Bazen bir şeyi söyleyip söylememekte kararsız kalırız, acaba uygun olur mu diye düşünürüz. Ben o anlarda, eğer “Uygun mu?” diye düşünmeye başladıysam, bunu söylememe yönünde bir karar almaya başladım. Böyle düşündüğüme göre demek ki bu hali ile içime sinmeyen bir yanı var diyor ve kararımı veriyorum. Böylelikle karar verme açısından elimi rahatlatan bir mekanizma geliştirmiş oldum.
Sadece bir şey söyleyip söylememekte değil, başka konularda da bunu uygulamaya başladım. Örneğin evdeki, dolabımdaki eşyalarla ilgili bir pratiklik kazandım. Eğer kendime bu soruyu soruyorsam günün sonunda demek ki çok da elimde tutmak istediğim bir şey değil diye karar veriyorum. Tabi ki sorunun akabinde aklıma çok iyi sebepler, argümanlar geliyorsa o başka.
Bizim için çok da önemli olmayan mevzular için bu pratiklik ideal olacaktır. Daha çetrefilli, katmanlı konularda böyle pratik olamayız. Pratiklik hassas konuların doğasına ters olurdu.
Hassas konu deyince aklıma ilk anda ilişkiler geliyor. Bu denli pratik olamayacak olsak da, aklıma şöyle bir şey geliyor. Üstüne düşünelim, tartışalım isterim.
Bir romantik ilişki hayal edelim. Bu ilişkiye belli bir zaman verdiğimizi, karşımızdakini iyi kötü tanıdığımızı, anladığımızı düşünelim. Ama yine de bu kişi ile bir ilişkiye başlayıp başlamamakta salınıyoruz. Hayatımızda olsun istiyoruz, varlığından hoşnutuz ancak bu kişiyi tam da bir yere koyamıyoruz, hayatımıza almakta da kararsızız. Hayatımızı bir çember gibi hayal edersek, tam da çemberin üstünde yani; ne içinde, ne dışında.
Bence bu hal, çemberin üstünde olma hali, bir romantik ilişki için çok kararsız bir hal, kimyadaki gibi. Belki bir karar verme sürecinde çemberin üstünde geçici bir süre kalınabilir ancak bir yer olarak çemberin üstü bana çok verimsiz, çok tekinsiz geliyor.
Eğer ki bir kişiyi, çemberin üstünde tutmak bizim için bir nevi konfor alanı oluşturduysa ve bir karar veremiyorsak; sanırım bu kişiyi çemberin içine almayacağımıza karar verdiğimizden olabilir.

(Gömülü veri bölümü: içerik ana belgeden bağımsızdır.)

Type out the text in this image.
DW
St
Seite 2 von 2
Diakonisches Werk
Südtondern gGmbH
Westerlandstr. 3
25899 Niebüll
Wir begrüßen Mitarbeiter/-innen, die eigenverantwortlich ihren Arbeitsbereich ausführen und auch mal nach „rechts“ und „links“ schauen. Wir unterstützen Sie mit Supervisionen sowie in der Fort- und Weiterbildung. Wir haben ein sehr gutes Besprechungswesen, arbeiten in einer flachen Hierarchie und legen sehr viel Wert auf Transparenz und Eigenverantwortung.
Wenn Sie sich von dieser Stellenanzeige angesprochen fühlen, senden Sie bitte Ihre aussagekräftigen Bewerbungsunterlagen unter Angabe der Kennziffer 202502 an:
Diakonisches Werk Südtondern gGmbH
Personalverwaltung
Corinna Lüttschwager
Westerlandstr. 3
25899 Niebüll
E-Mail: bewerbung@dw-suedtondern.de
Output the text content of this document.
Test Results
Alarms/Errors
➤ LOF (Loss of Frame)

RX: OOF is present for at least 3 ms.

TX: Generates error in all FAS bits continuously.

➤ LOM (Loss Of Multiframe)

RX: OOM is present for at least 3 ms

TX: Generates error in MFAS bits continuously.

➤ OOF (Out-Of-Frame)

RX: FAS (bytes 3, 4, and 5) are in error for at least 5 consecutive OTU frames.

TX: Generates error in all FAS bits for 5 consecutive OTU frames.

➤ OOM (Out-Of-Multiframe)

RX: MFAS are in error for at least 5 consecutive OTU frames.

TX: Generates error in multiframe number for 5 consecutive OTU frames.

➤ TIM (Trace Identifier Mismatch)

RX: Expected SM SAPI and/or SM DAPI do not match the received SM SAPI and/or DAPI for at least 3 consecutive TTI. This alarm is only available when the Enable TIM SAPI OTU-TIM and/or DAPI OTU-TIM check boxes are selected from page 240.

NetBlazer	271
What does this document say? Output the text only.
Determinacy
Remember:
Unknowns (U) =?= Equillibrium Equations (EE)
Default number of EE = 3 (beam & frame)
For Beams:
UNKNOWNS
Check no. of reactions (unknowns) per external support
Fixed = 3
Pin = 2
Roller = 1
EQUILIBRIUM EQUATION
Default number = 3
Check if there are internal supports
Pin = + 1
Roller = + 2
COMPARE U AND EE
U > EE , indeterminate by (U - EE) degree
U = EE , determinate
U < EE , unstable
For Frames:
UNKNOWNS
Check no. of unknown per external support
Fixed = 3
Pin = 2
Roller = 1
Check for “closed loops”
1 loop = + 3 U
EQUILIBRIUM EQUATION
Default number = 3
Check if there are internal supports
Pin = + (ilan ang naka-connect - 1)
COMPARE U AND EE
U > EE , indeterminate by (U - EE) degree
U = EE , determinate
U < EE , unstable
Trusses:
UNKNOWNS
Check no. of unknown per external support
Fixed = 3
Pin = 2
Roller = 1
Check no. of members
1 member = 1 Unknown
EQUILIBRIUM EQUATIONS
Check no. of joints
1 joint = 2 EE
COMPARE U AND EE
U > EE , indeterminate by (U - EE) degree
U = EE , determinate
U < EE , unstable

Bir kişiyi coşkuyla hayatımıza kabul edemiyorsak, “Seni hayatımda istiyorum!” diyemiyorsak sanırım o kişi öylece bir yerde kalıyor, uzay boşluğunda salınırcasına.
Bu salınmada ihtimal o ki, bu kişi çemberin içine değil de dışına düşecektir.
Belki bu kararı vermek bize de iyi gelir. Ne dersiniz?
Şöyle bir salınalım bakalım, çemberin üstündekiler çemberin içine mi düşer, dışına mı düşer?
Hayatımızda olmasını en çok istediklerimiz bizimle olsun, hayatlar pek kıymetli.